Acupuncture is not recommended for people who are taking blood thinners, or for those with a bleeding disorder. Risks of the procedure involve dangers inherent in needle use, including spread of an infectious disease, piercing of organs, minor bleeding, and broken or forgotten needles.

Pain Relief With Stress Management

"The reign of pain falls mainly in the brain," jokes Dennis Turk, professor of anesthesiology and pain research at the University of Washington School of Medicine.

Yet there is a truth to Turk's joke. "You can never have pain without a conscious organism to interpret it," he says, referring to the brain. With this organ, people make sense out of noxious sensations and determine how bothersome they really are. A host of factors, including psychological ones, can affect how people perceive sensations, what they decide to do about them, and how they interact with their world.

Stress is a big psychological factor that can intensify the perception of pain. When people are distressed, their muscles tend to become tense and may arouse already tender tissues. On an emotional level, the pressure may amplify their perception of pain. "Emotional arousal or stress may lead them to interpret their situation as being more difficult, and may make them avoid certain types of activities, because they're afraid it's going to make their pain worse," says Turk.

To alleviate the pressure, Turk recommends trying to change the source of stress. For instance, if you find yourself always arguing with your spouse, it may help to find a way to communicate with him or her instead.

If it is not possible to change the source of tension, try distracting yourself with enjoyable activities such as spending time with friends, watching a movie, or listening to music. Participating in something pleasurable may shift focus away from pain.
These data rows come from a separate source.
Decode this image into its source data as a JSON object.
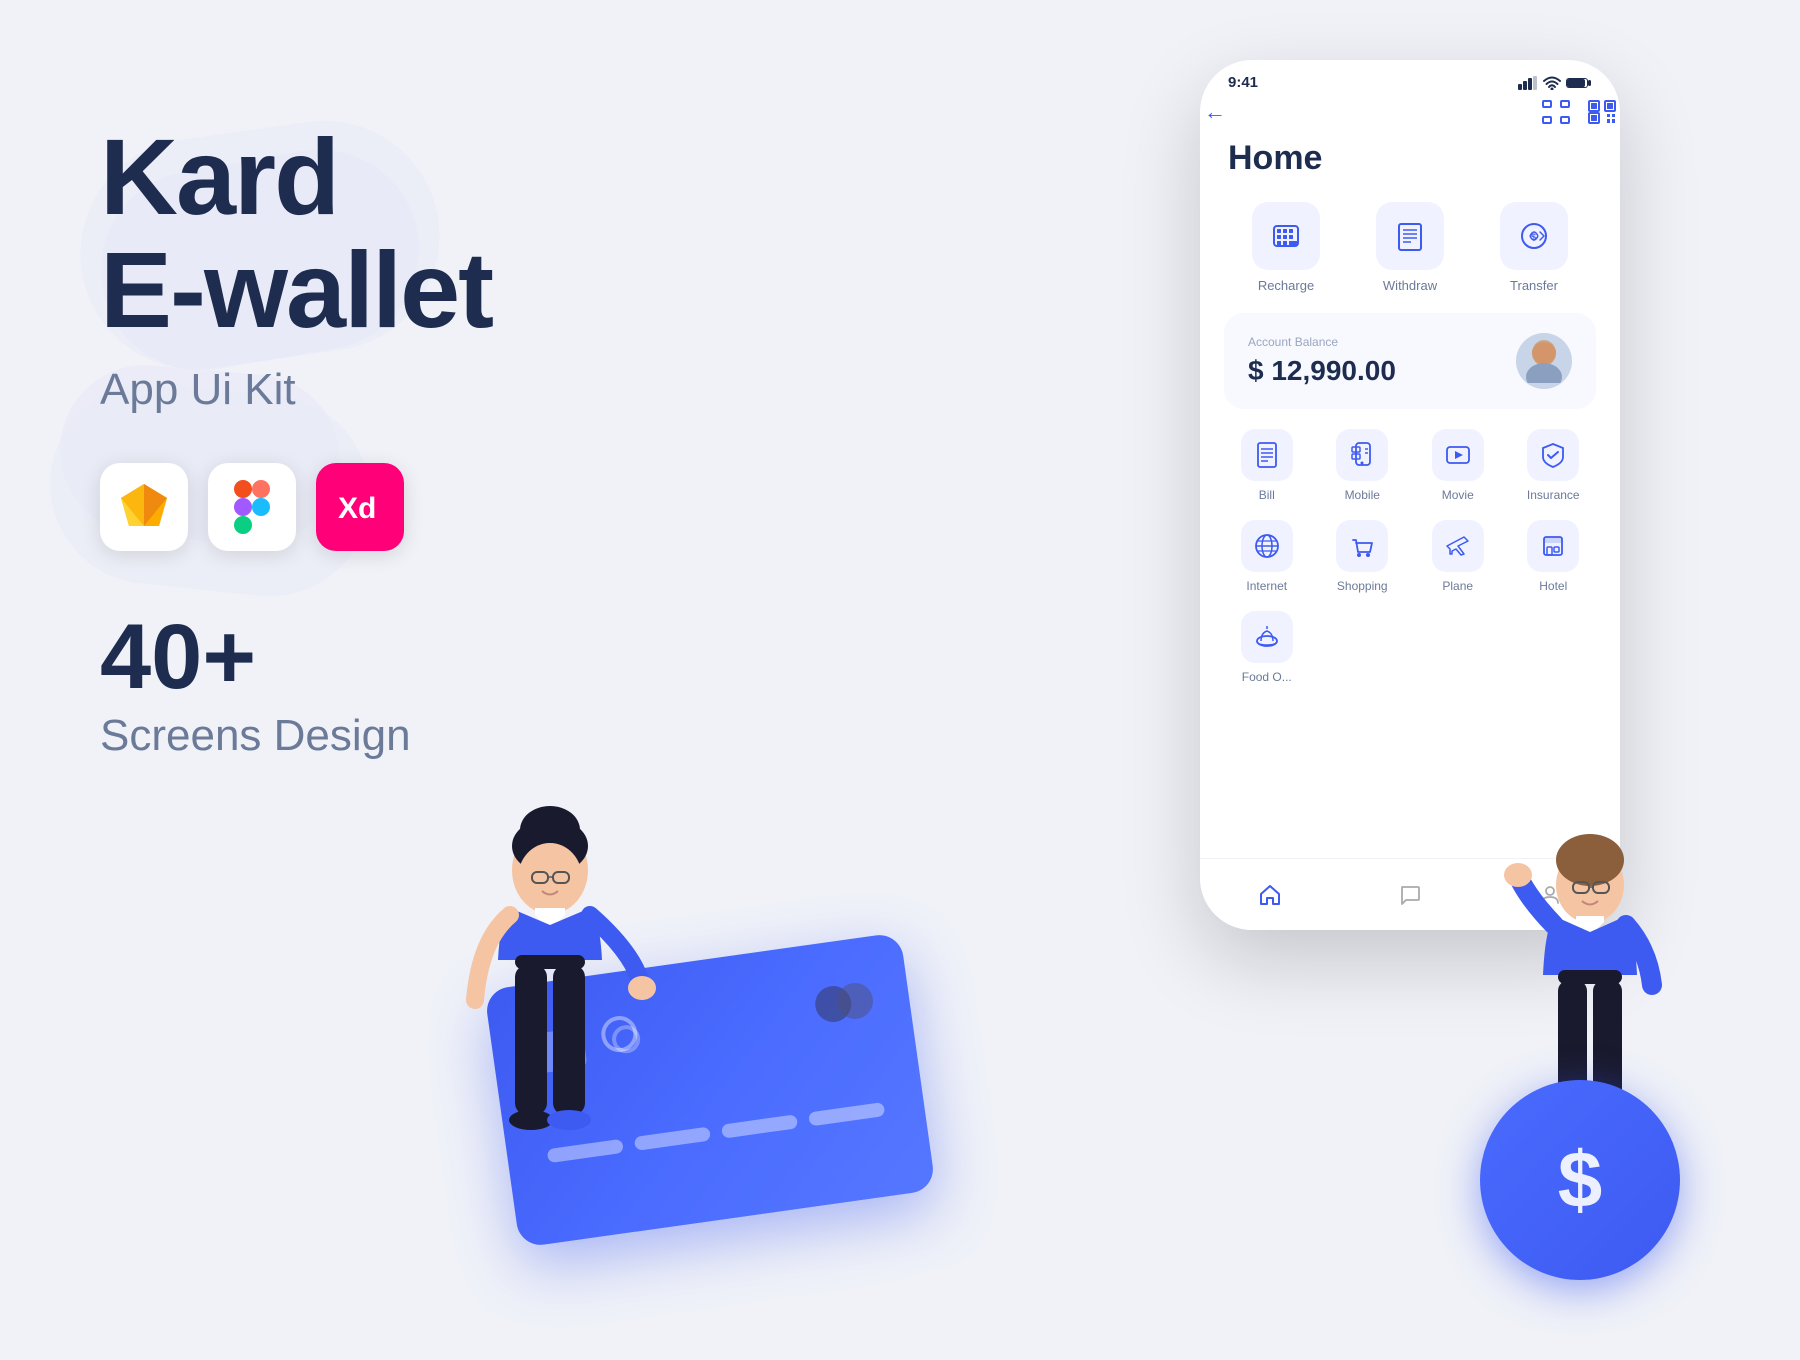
{
  "brand": {
    "line1": "Kard",
    "line2": "E-wallet",
    "subtitle": "App Ui Kit",
    "count": "40+",
    "count_label": "Screens Design"
  },
  "tools": [
    {
      "name": "sketch",
      "label": "Sketch"
    },
    {
      "name": "figma",
      "label": "Figma"
    },
    {
      "name": "xd",
      "label": "Adobe XD"
    }
  ],
  "phone": {
    "status_time": "9:41",
    "screen_title": "Home",
    "balance_label": "Account Balance",
    "balance_amount": "$ 12,990.00",
    "quick_actions": [
      {
        "label": "Recharge"
      },
      {
        "label": "Withdraw"
      },
      {
        "label": "Transfer"
      }
    ],
    "services": [
      {
        "label": "Bill"
      },
      {
        "label": "Mobile"
      },
      {
        "label": "Movie"
      },
      {
        "label": "Insurance"
      },
      {
        "label": "Internet"
      },
      {
        "label": "Shopping"
      },
      {
        "label": "Plane"
      },
      {
        "label": "Hotel"
      },
      {
        "label": "Food O..."
      }
    ]
  }
}
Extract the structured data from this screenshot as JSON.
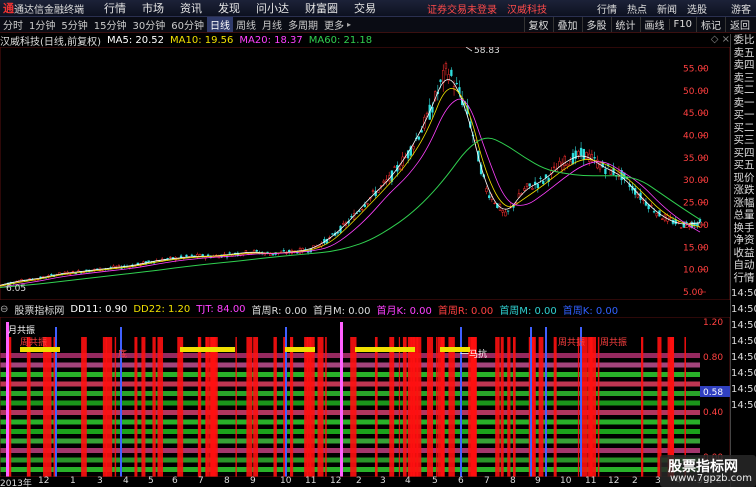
{
  "app": {
    "logo": "通",
    "title": "通达信金融终端"
  },
  "menu": [
    "行情",
    "市场",
    "资讯",
    "发现",
    "问小达",
    "财富圈",
    "交易"
  ],
  "menu_status": {
    "login": "证券交易未登录",
    "stock": "汉威科技"
  },
  "menu_right": [
    "行情",
    "热点",
    "新闻",
    "选股",
    "游客"
  ],
  "periods": [
    "分时",
    "1分钟",
    "5分钟",
    "15分钟",
    "30分钟",
    "60分钟",
    "日线",
    "周线",
    "月线",
    "多周期",
    "更多"
  ],
  "active_period": "日线",
  "tools": [
    "复权",
    "叠加",
    "多股",
    "统计",
    "画线",
    "F10",
    "标记",
    "返回"
  ],
  "header": {
    "stock_label": "汉威科技(日线,前复权)",
    "ma5": "MA5: 20.52",
    "ma10": "MA10: 19.56",
    "ma20": "MA20: 18.37",
    "ma60": "MA60: 21.18"
  },
  "indicator": {
    "name": "股票指标网",
    "dd11": "DD11: 0.90",
    "dd22": "DD22: 1.20",
    "tjt": "TJT: 84.00",
    "r_weekly": "首周R: 0.00",
    "m_month": "首月M: 0.00",
    "k_month": "首月K: 0.00",
    "r_week": "首周R: 0.00",
    "m_week": "首周M: 0.00",
    "k_week": "首周K: 0.00"
  },
  "indicator_labels": {
    "month_gong": "月共振",
    "week_gong1": "周共振",
    "week_gong2": "周共振",
    "week_gong3": "周共振",
    "di": "底",
    "kang": "一马抗"
  },
  "price_axis": [
    "55.00",
    "50.00",
    "45.00",
    "40.00",
    "35.00",
    "30.00",
    "25.00",
    "20.00",
    "15.00",
    "10.00",
    "5.00"
  ],
  "ind_axis": {
    "a": "1.20",
    "b": "0.80",
    "c": "0.58",
    "d": "0.40",
    "e": "0.00"
  },
  "annotations": {
    "high": "58.83",
    "low": "6.05"
  },
  "dates": [
    "2013年",
    "12",
    "1",
    "3",
    "4",
    "5",
    "6",
    "7",
    "8",
    "9",
    "10",
    "11",
    "12",
    "2",
    "3",
    "4",
    "5",
    "6",
    "7",
    "8",
    "9",
    "10",
    "11",
    "12",
    "2",
    "3",
    "4",
    "5",
    "6"
  ],
  "sidebar": [
    "委比",
    "卖五",
    "卖四",
    "卖三",
    "卖二",
    "卖一",
    "买一",
    "买二",
    "买三",
    "买四",
    "买五",
    "现价",
    "涨跌",
    "涨幅",
    "总量",
    "换手",
    "净资",
    "收益",
    "自动",
    "行情"
  ],
  "side_times": [
    "14:50",
    "14:50",
    "14:50",
    "14:50",
    "14:50",
    "14:50",
    "14:50",
    "14:50"
  ],
  "watermark": {
    "title": "股票指标网",
    "url": "www.7gpzb.com"
  },
  "colors": {
    "ma5": "#ffffff",
    "ma10": "#f0e000",
    "ma20": "#ff40ff",
    "ma60": "#30d050",
    "up": "#ff3030",
    "down": "#30e0e0",
    "accent": "#ff4b4b"
  },
  "chart_data": {
    "type": "line",
    "ylim": [
      5,
      58
    ],
    "series": [
      {
        "name": "MA5",
        "values": [
          6.5,
          7.5,
          8,
          9,
          9.5,
          10,
          10.5,
          11,
          12,
          12.5,
          13,
          13,
          13.5,
          14,
          13.5,
          14,
          14.5,
          17,
          21,
          26,
          30,
          36,
          44,
          55,
          46,
          28,
          22,
          28,
          30,
          34,
          36,
          33,
          31,
          26,
          22,
          20,
          20.5
        ]
      },
      {
        "name": "MA10",
        "values": [
          6.3,
          7.2,
          7.8,
          8.8,
          9.3,
          9.8,
          10.3,
          10.8,
          11.7,
          12.3,
          12.8,
          13,
          13.3,
          13.8,
          13.6,
          13.9,
          14.3,
          16,
          20,
          24.5,
          29,
          34,
          41,
          52,
          48,
          31,
          23,
          26,
          29,
          32.5,
          35,
          34,
          31.5,
          27.5,
          23,
          20.5,
          19.6
        ]
      },
      {
        "name": "MA20",
        "values": [
          6,
          6.8,
          7.4,
          8.3,
          8.9,
          9.4,
          9.9,
          10.4,
          11.2,
          11.9,
          12.4,
          12.8,
          13,
          13.5,
          13.6,
          13.8,
          14.1,
          15,
          18,
          22,
          27,
          31,
          37,
          47,
          49,
          36,
          25,
          24,
          27,
          30.5,
          33.5,
          34.5,
          32,
          29,
          24.5,
          21,
          18.4
        ]
      },
      {
        "name": "MA60",
        "values": [
          6,
          6.4,
          6.8,
          7.3,
          7.8,
          8.3,
          8.8,
          9.3,
          9.8,
          10.4,
          10.9,
          11.4,
          11.8,
          12.3,
          12.8,
          13.2,
          13.6,
          14,
          15,
          16.5,
          19,
          22,
          26,
          31,
          37,
          40,
          38,
          35,
          32.5,
          31.5,
          31,
          31,
          31,
          30,
          27,
          24,
          21.2
        ]
      }
    ]
  }
}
Another strategy is to unwind. Relaxation techniques include deep breathing, progressive muscle relaxation, meditation, visualization, massage, yoga, and Tai Chi. These practices have been proven to be effective.

Some people have found stress relief by joining support groups or by getting individual counseling on how to best cope with their stress or ailment.

For the most part, many of these stress-management strategies have been proven to be effective. Yet not everyone can benefit from each of the techniques. Different methods work for different people. For instance, there is good evidence that people who go to support groups experience pain reduction and dramatic improvements in their physical and emotional functioning. Nonetheless, a person who doesn't want to talk about their ailment would not be a good candidate for a support group.

Pain Relief With Exercise

Many people in pain often avoid exercise because movement hurts too much. Yet their inactivity may actually worsen their condition.

"The human body was designed to be in motion no matter what state of health you're in," says Sal Fichera, an exercise physiologist, certified personal trainer, and owner of ForzaFitness.com in New York City. "If you let your body become inactive, then you will let your body degenerate."

Muscle degeneration can lead to other problems such as diminishing bone density, depression, and a weakened heart. In contrast, regular exercise can help keep joints flexible and strong, and better able to deal with arthritic pain. Plus, physical activity promotes the release of mood-enhancing chemicals in the body that can help diminish the perception of pain.

There are three types of exercise recommended for arthritis patients. The first, flexibility workouts, involve stretches that can help enhance range of motion. The second, cardiovascular or aerobic workouts, includes walking, water exercises, and cycling. The third, strength conditioning, includes isometric or isotonic workouts.

Isometric workouts are static exercises that involve applying resistance without moving the joint. For example, if you stand up against the wall and press your hands against it, you are working out your chest muscle. On the other hand, isotonic workouts use the full range of motion. They include bicep curls and leg extensions.

To decrease pain and prevent further injury, it is important to apply appropriate effort in proper form. Not all exercises are right for everyone. If one type of exercise does not work for you, there are always other options. Before starting a fitness program, make sure to consult with your doctor and with a trained fitness professional.